For the real estate sector in Nigeria and those who make investments in it, the outgoing year, 2019, was a sobering moment. It was a year in which joy had a slender skin for the sector and the investors.
Though hit by challenges from slow economic growth, lack of liquidity and dampened purchasing power, the sector was able to pull through a three-year recession, recording 0.93 percent positive growth in the first quarter of the year.
But the joy of that recovery was momentary as the second quarter growth as reported by the National Bureau of Statistics (NBS) was negative. In the third quarter growth report, the sector recorded growth contraction that brought it down by 2.31 percent.
“The sector in 2019 witnessed a very difficult season with decline in most of the major segments – commercial, retail and residential which also impacted negatively on not only the sector’s contribution to GDP, but also returns on investment,” said MKO Balogun, CEO, PFI Global.
Some properties in a couple of estates were taken over by AMCON, while there was continued low rental yield on residential properties as more estates were built but remained unoccupied. Notably, there was an increase in development of 1 and 2 bedroom units (BRUs) and conversion of existing 3 and 4 BRUs to 1 and2 BRUs.
Balogun noted that commercial properties had the greatest impact with major developments running into their third year without reaching optimal occupancy levels. Despite this, a couple of new commercial developments are still coming up that may lead to more poor returns.
Retail has always seen major changes when the economy is under-performing. But grocery retailers will continue to make it big while existing hardware retailers are going into grocery retailing to survive.
“It is still a tough industry business,” Kola Ashiru-Balogun, managing director, Mixta Nigeria, told BusinessDay in an interview, saying that numbers don’t lie. According to him, the sector underperformed in the year under review.
“It is still in negative growth in terms of GDP. That is a pure reflection of how serious we have taken the industry. I think that, as a country, if officially we are in recession, it means that, individually, we are also in recession. Individual or personal wealth is next to nothing,” he emphasized.
He noted further that, looking at personal balance sheet in relation to assets, real estate asset today is zero and the money in the bank is also zero. So, Nigerians are technically in recession, meaning that individual GDP has been going down
Though there were some positives in the economy in the outgoing year which Paul Onwuanibe sees in reduction of bank interest rates and the CBN policy forcing banks to lend a greater portion of their balance sheet, lending to this sector from banks still dropped considerably by N122 billion.
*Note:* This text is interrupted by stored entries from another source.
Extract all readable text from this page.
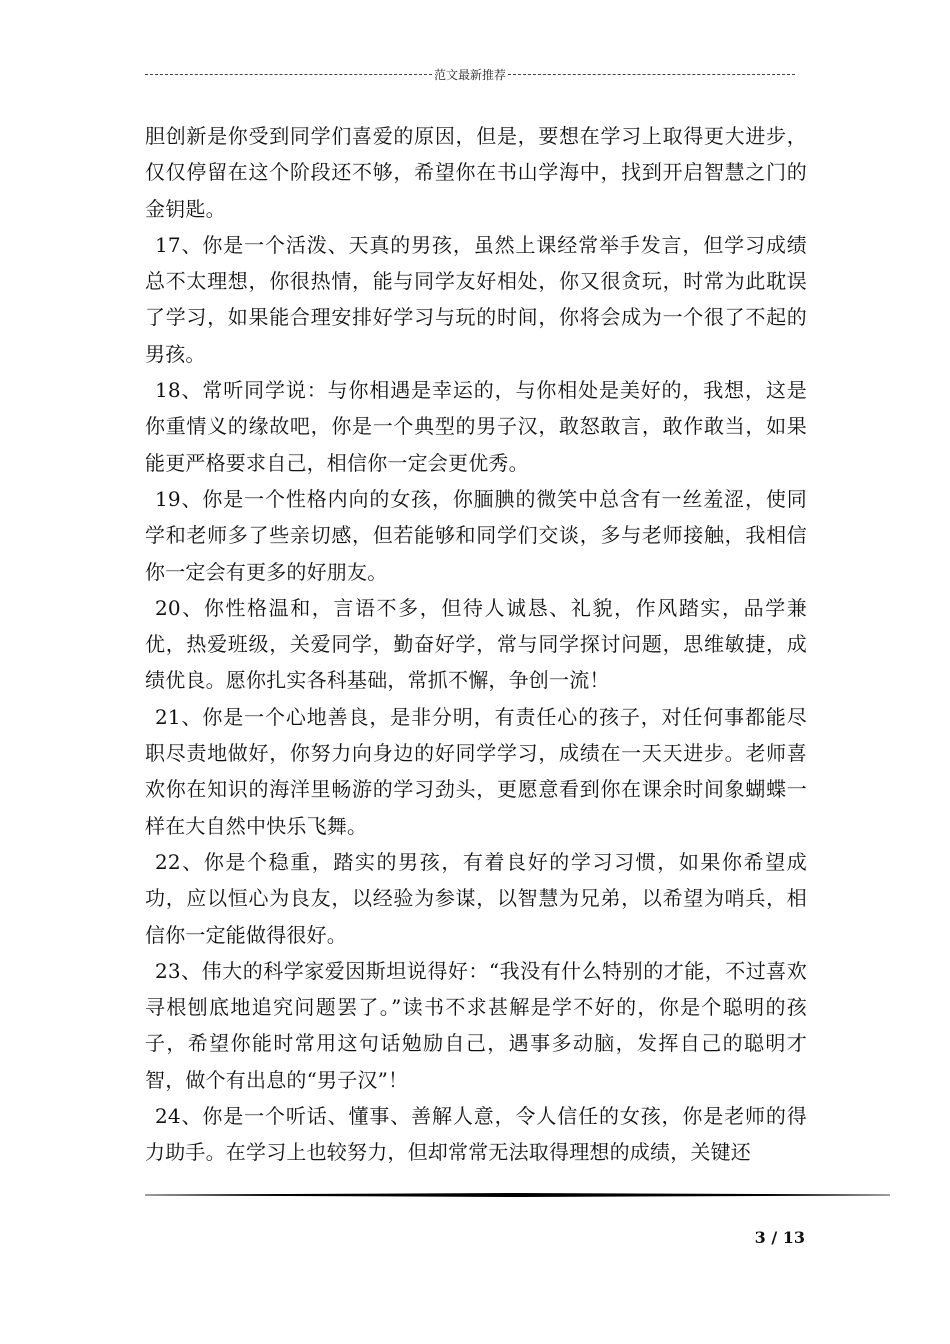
范文最新推荐

胆创新是你受到同学们喜爱的原因，但是，要想在学习上取得更大进步，仅仅停留在这个阶段还不够，希望你在书山学海中，找到开启智慧之门的金钥匙。

17、你是一个活泼、天真的男孩，虽然上课经常举手发言，但学习成绩总不太理想，你很热情，能与同学友好相处，你又很贪玩，时常为此耽误了学习，如果能合理安排好学习与玩的时间，你将会成为一个很了不起的男孩。

18、常听同学说：与你相遇是幸运的，与你相处是美好的，我想，这是你重情义的缘故吧，你是一个典型的男子汉，敢怒敢言，敢作敢当，如果能更严格要求自己，相信你一定会更优秀。

19、你是一个性格内向的女孩，你腼腆的微笑中总含有一丝羞涩，使同学和老师多了些亲切感，但若能够和同学们交谈，多与老师接触，我相信你一定会有更多的好朋友。

20、你性格温和，言语不多，但待人诚恳、礼貌，作风踏实，品学兼优，热爱班级，关爱同学，勤奋好学，常与同学探讨问题，思维敏捷，成绩优良。愿你扎实各科基础，常抓不懈，争创一流！

21、你是一个心地善良，是非分明，有责任心的孩子，对任何事都能尽职尽责地做好，你努力向身边的好同学学习，成绩在一天天进步。老师喜欢你在知识的海洋里畅游的学习劲头，更愿意看到你在课余时间象蝴蝶一样在大自然中快乐飞舞。

22、你是个稳重，踏实的男孩，有着良好的学习习惯，如果你希望成功，应以恒心为良友，以经验为参谋，以智慧为兄弟，以希望为哨兵，相信你一定能做得很好。

23、伟大的科学家爱因斯坦说得好：“我没有什么特别的才能，不过喜欢寻根刨底地追究问题罢了。”读书不求甚解是学不好的，你是个聪明的孩子，希望你能时常用这句话勉励自己，遇事多动脑，发挥自己的聪明才智，做个有出息的“男子汉”！

24、你是一个听话、懂事、善解人意，令人信任的女孩，你是老师的得力助手。在学习上也较努力，但却常常无法取得理想的成绩，关键还

3 / 13
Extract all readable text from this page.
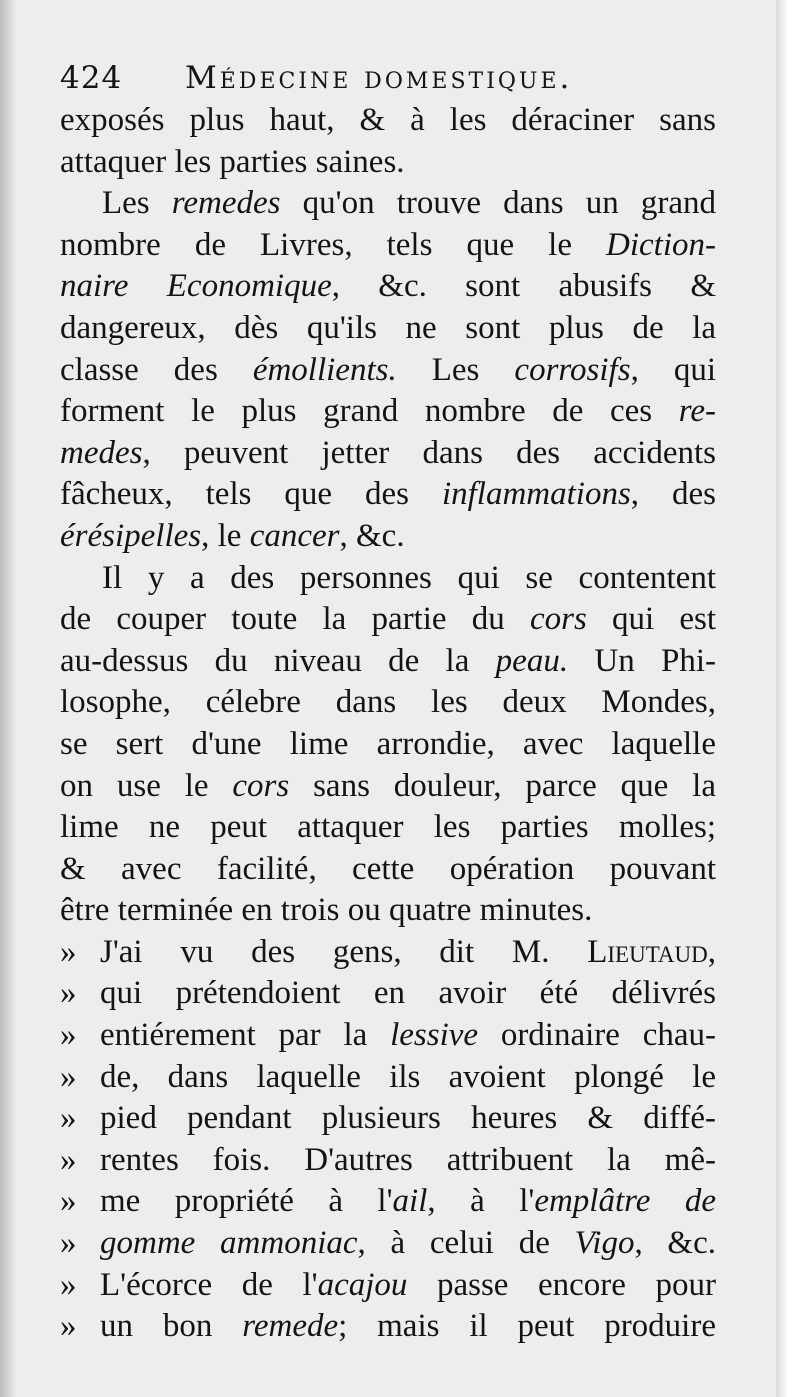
424 Médecine domestique.
exposés plus haut, & à les déraciner sans
attaquer les parties saines.
Les remedes qu'on trouve dans un grand
nombre de Livres, tels que le Diction-
naire Economique, &c. sont abusifs &
dangereux, dès qu'ils ne sont plus de la
classe des émollients. Les corrosifs, qui
forment le plus grand nombre de ces re-
medes, peuvent jetter dans des accidents
fâcheux, tels que des inflammations, des
érésipelles, le cancer, &c.
Il y a des personnes qui se contentent
de couper toute la partie du cors qui est
au-dessus du niveau de la peau. Un Phi-
losophe, célebre dans les deux Mondes,
se sert d'une lime arrondie, avec laquelle
on use le cors sans douleur, parce que la
lime ne peut attaquer les parties molles;
& avec facilité, cette opération pouvant
être terminée en trois ou quatre minutes.
» J'ai vu des gens, dit M. Lieutaud,
» qui prétendoient en avoir été délivrés
» entiérement par la lessive ordinaire chau-
» de, dans laquelle ils avoient plongé le
» pied pendant plusieurs heures & diffé-
» rentes fois. D'autres attribuent la mê-
» me propriété à l'ail, à l'emplâtre de
» gomme ammoniac, à celui de Vigo, &c.
» L'écorce de l'acajou passe encore pour
» un bon remede; mais il peut produire
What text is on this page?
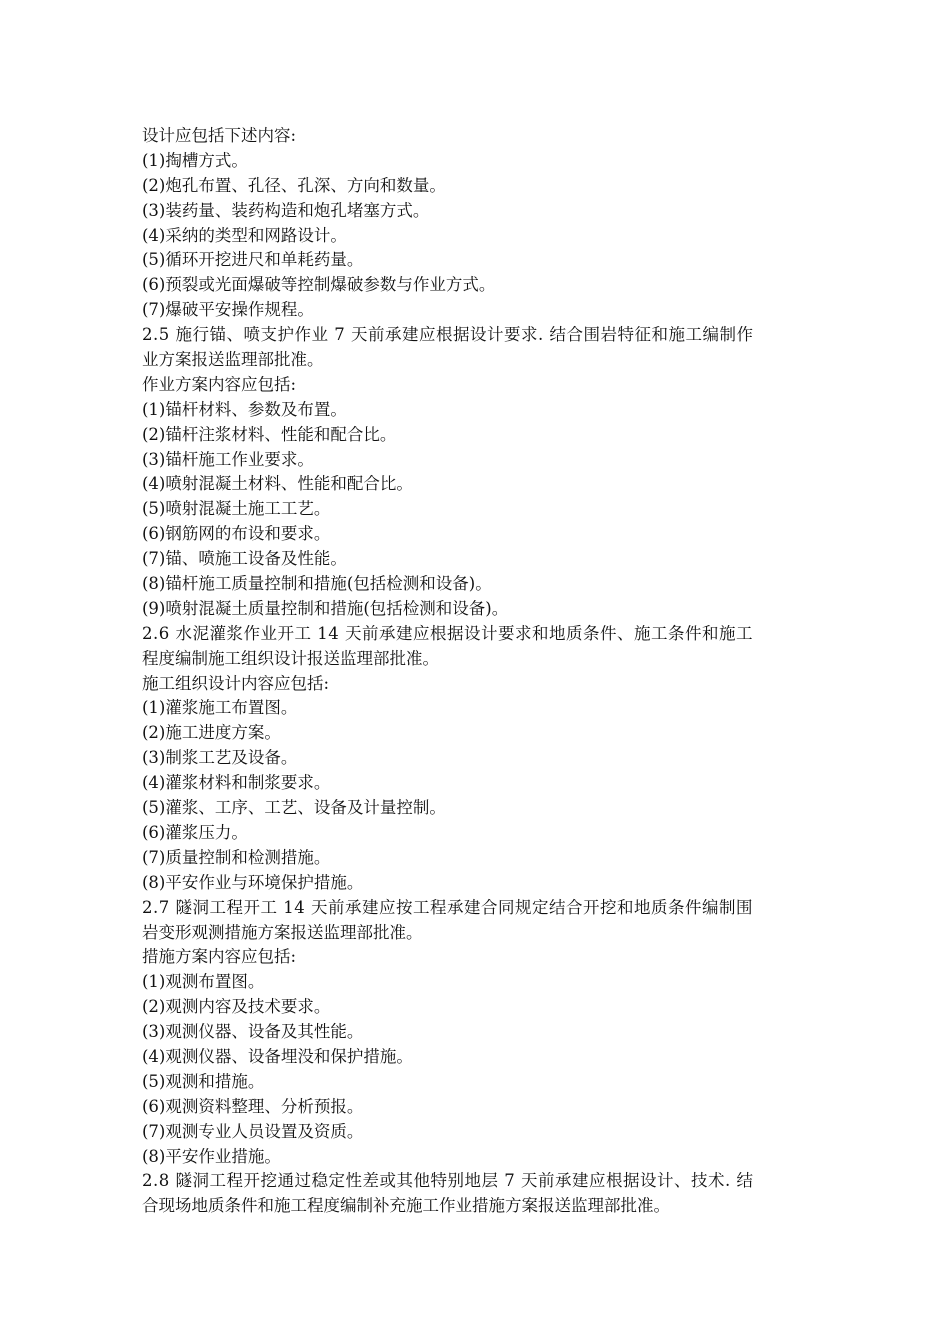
设计应包括下述内容:

(1)掏槽方式。

(2)炮孔布置、孔径、孔深、方向和数量。

(3)装药量、装药构造和炮孔堵塞方式。

(4)采纳的类型和网路设计。

(5)循环开挖进尺和单耗药量。

(6)预裂或光面爆破等控制爆破参数与作业方式。

(7)爆破平安操作规程。

2.5 施行锚、喷支护作业 7 天前承建应根据设计要求. 结合围岩特征和施工编制作

业方案报送监理部批准。

作业方案内容应包括:

(1)锚杆材料、参数及布置。

(2)锚杆注浆材料、性能和配合比。

(3)锚杆施工作业要求。

(4)喷射混凝土材料、性能和配合比。

(5)喷射混凝土施工工艺。

(6)钢筋网的布设和要求。

(7)锚、喷施工设备及性能。

(8)锚杆施工质量控制和措施(包括检测和设备)。

(9)喷射混凝土质量控制和措施(包括检测和设备)。

2.6 水泥灌浆作业开工 14 天前承建应根据设计要求和地质条件、施工条件和施工

程度编制施工组织设计报送监理部批准。

施工组织设计内容应包括:

(1)灌浆施工布置图。

(2)施工进度方案。

(3)制浆工艺及设备。

(4)灌浆材料和制浆要求。

(5)灌浆、工序、工艺、设备及计量控制。

(6)灌浆压力。

(7)质量控制和检测措施。

(8)平安作业与环境保护措施。

2.7 隧洞工程开工 14 天前承建应按工程承建合同规定结合开挖和地质条件编制围

岩变形观测措施方案报送监理部批准。

措施方案内容应包括:

(1)观测布置图。

(2)观测内容及技术要求。

(3)观测仪器、设备及其性能。

(4)观测仪器、设备埋没和保护措施。

(5)观测和措施。

(6)观测资料整理、分析预报。

(7)观测专业人员设置及资质。

(8)平安作业措施。

2.8 隧洞工程开挖通过稳定性差或其他特别地层 7 天前承建应根据设计、技术. 结

合现场地质条件和施工程度编制补充施工作业措施方案报送监理部批准。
But Onwuanibe was quick to point out some low points which, he said, revolved around lack of clarity and transparency in the regulatory environment, coupled with the extremely poor infrastructure to support real estate development.
According to him, good roads, beautification and security are the biggest real estate growth enablers, but these were not seen playing out in the sector in the outgoing year.
Nigeria lacks good roads. The country has the largest road network in West Africa and second largest in Sub-Saharan Africa (SSA). Its total road network is estimated at 200,000 kilometres. About 2,627 kilometres are dualised while only 35 percent of the network is motorable.
Apart from opening up communities, linking cities and facilitating trade and commerce, roads encourage and enable real estate investment. It reduces cost of construction and houses prices which are at the core of the burgeoning housing demand-supply gap in the country.
In the same vein, though technology is gaining traction in the property market, the challenges of expensive, cumbersome and long titling and registration processes remain and investors had this also to contend with in 2019.
In all of these however, some experts told BusinessDay that the sector was, in actual fact, stabilizing in the outgoing year. “The industry as a whole is stabilizing and it has the potential to fully stabilize and report growth in 2020,” Ayo Ibaru, COO /Director, Real Estate Advisory at Northcourt said, explaining that this was largely because the sector was recovering from the effect of recession.
Olurogba Orimalade, former chairman, Nigerian Institution of Estate Surveyors and Valuers (NIESV) Lagos State Branch, described the performance of the sector as adjustment. “The property market has come to its reality, as such there is a lot of adjustment; stakeholders are now giving more flexible terms,” he said.
He noted, however, that the readjustment wasn’t so successful before now because of factors like high cost of finance and scarcity of the US dollar as these were among other challenges that impacted negatively on the sector.
Abdulmalik Mahdi, managing partner at Modern Shelter Systems & Services, Abuja, was of the view that the sector has shown remarkable resilience in spite of the general slowdown of the economy. “In part, I think this is because the housing gap is still wide and demand is greater than the supply,” Mahdi said.
The situation in the sector is not however hopeless. Onwuanibe 2020 bringing more government responsibility to infrastructure such as roads and traffic control.
Balogun agrees, adding that affordable and student housing would, in 2020, be major market drivers while conversion of existing units to 1 and 2 BRUs will also gain momentum and new builds would focus more on that segment.
He said that cost of home ownership has also come to the fore as most companies are relooking at their portfolio and optimizing through rationalization or redesigning for cost effectiveness while others, especially in retail banking, are looking at outsourcing the entire brick and mortar components so that they can focus on the experience.